La Dame de pique
Le 18 mai 2020
On parle fréquemment de ce que l'on nomme « l'âme russe » pour désigner l'indicible spécificité de la culture et de la spiritualité russe. Même si ce concept est apparu après la publication des Âmes mortes de Gogol en 1842, on doit certainement à Pouchkine (1799 - 1837) d'en avoir posé les fondements littéraires notamment avec ses recueils de nouvelles où l'exotisme russe fonctionne à plein rendement. Les noms des personnages suffisent déjà à plonger le lecteur dans la Russie de Nicolas 1er : la comtesse Anna Fédotovna dans La Dame de pique, le barine Alexeï Berestov et la surprenante Akoulina dans La Demoiselle paysanne. On trouve dans tous ses récits : des tempêtes de neige, des duels, des amours contrariés, des princes, des moujiks, des laquais, des troïkas, des hussards arborant la croix de saint Georges, des salons feutrés où l'on joue au « pharaon (1) » mais aussi de la féerie, du fantastique et de l'humour. Pouchkine est surtout connu comme poète fondateur de la grande poésie romantique mais sa prose anonce aussi le réalisme russe. Il a exercé son talent en précurseur, dans tous les domaines de la littérature : poésie, nouvelles, théâtre, drame historique, journalisme.
Pouchkine doit sans doute une partie de l'affection du peuple russe à sa fin tragique ; il décédera dans d'atroces souffrances, deux jours après son duel contre un français au nom dumasien : le baron d'Anthès qui avait eu l'outrecuidance de courtiser sa jeune épouse. Il n'est pas exclu d'ailleurs que d'Anthès ait été manipulé par le tsar.
On apprend dans les commentaires à la fin de ce recueil, que c'est le comte Benkendorf, chef de la police secrète, qui par un saisissant raccourci, résumera le mieux le destin de Pouchkine :
« Au début de cette année (1837) est mort d'une blessure reçue au cours d'un duel notre fameux poète Pouchkine. Il réunissait en lui deux être distincts : Il était un grand poète et un grand libéral, ennemi de tout pouvoir. » (Page 179)
Pouchkine comptait parmi ses amis plusieurs décembristes ayant participé à la tentative d'un coup d'État militaire qui s'est déroulée en décembre 1825. À ce titre il était surveillé par la police du tsar.

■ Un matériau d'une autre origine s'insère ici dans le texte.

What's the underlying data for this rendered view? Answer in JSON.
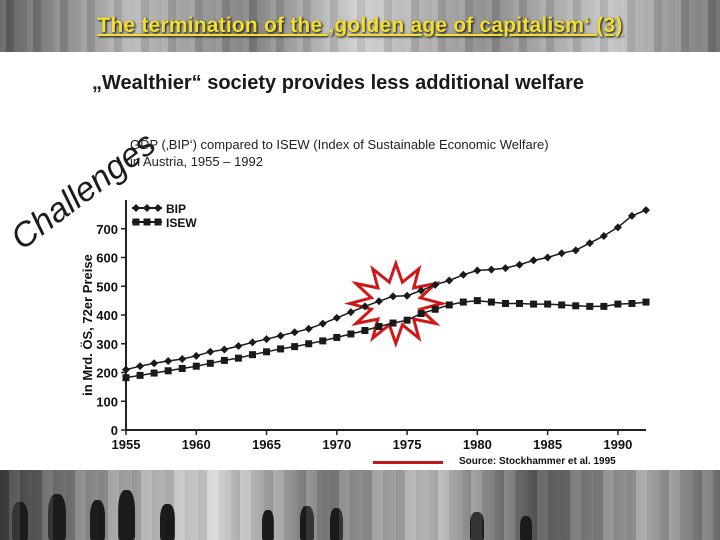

Son destin romanesque n'a rien à envier à ses personnages. On regrette la disparition prématurée de cet immense poète qui a inspiré plusieurs générations d'écrivains de Dostoïevski à Nabokov en passant par Tolstoï.
Pouchkine était un homme joyeux, solaire, rêveur et généreux, adepte des petits plaisirs de la vie. Il ne se plaçait pas en moralisateur.
La Dame de pique et autres nouvelles, est un recueil composé de six récits assez courts, les uns appartiennent au genre fantastique les autres au domaine du conte ou de la peinture de moeurs réalistes, tous affirment la vérité des passions. On y retrouve les qualités du style de Pouchkine : rigueur, équilibre, concision. Ces textes, à la fois étranges et modernes, réunissent tous les ingrédients de la littérature de divertissements : quiproquos, méprises, déguisements, suspense, coïncidences incroyables et dénouement inattendus mais souvent heureux. Pouchkine se refuse à la grandiloquence et prône l'éloquence dans la simplicité.
Cette lecture s'est déroulée comme une belle promenade dans la russie du XIXe siècle.
(1) jeu de cartes très en vogue au XVIIIe siècle.
Bibliographie :
- "La Dame de pique et autres nouvelles", Pouchkine, Le livre de poche (1991), 185 pages, commentaires et notes de Georges Philippenko.
- "Parcours de lecture : Pouchkine", Gérard Langlade, Bertrand-Lacoste (1998), 126 pages.
Biographie de Pouchkine :
- "Alexandre Sergueïevitch Pouchkine", Henri Gourdin, Les éditions de Paris (1999), 261 pages.
- Article "Pouchkine" volume 4 des grands écrivains du monde, Fernand Nathan (1978), pages 311 et suivantes.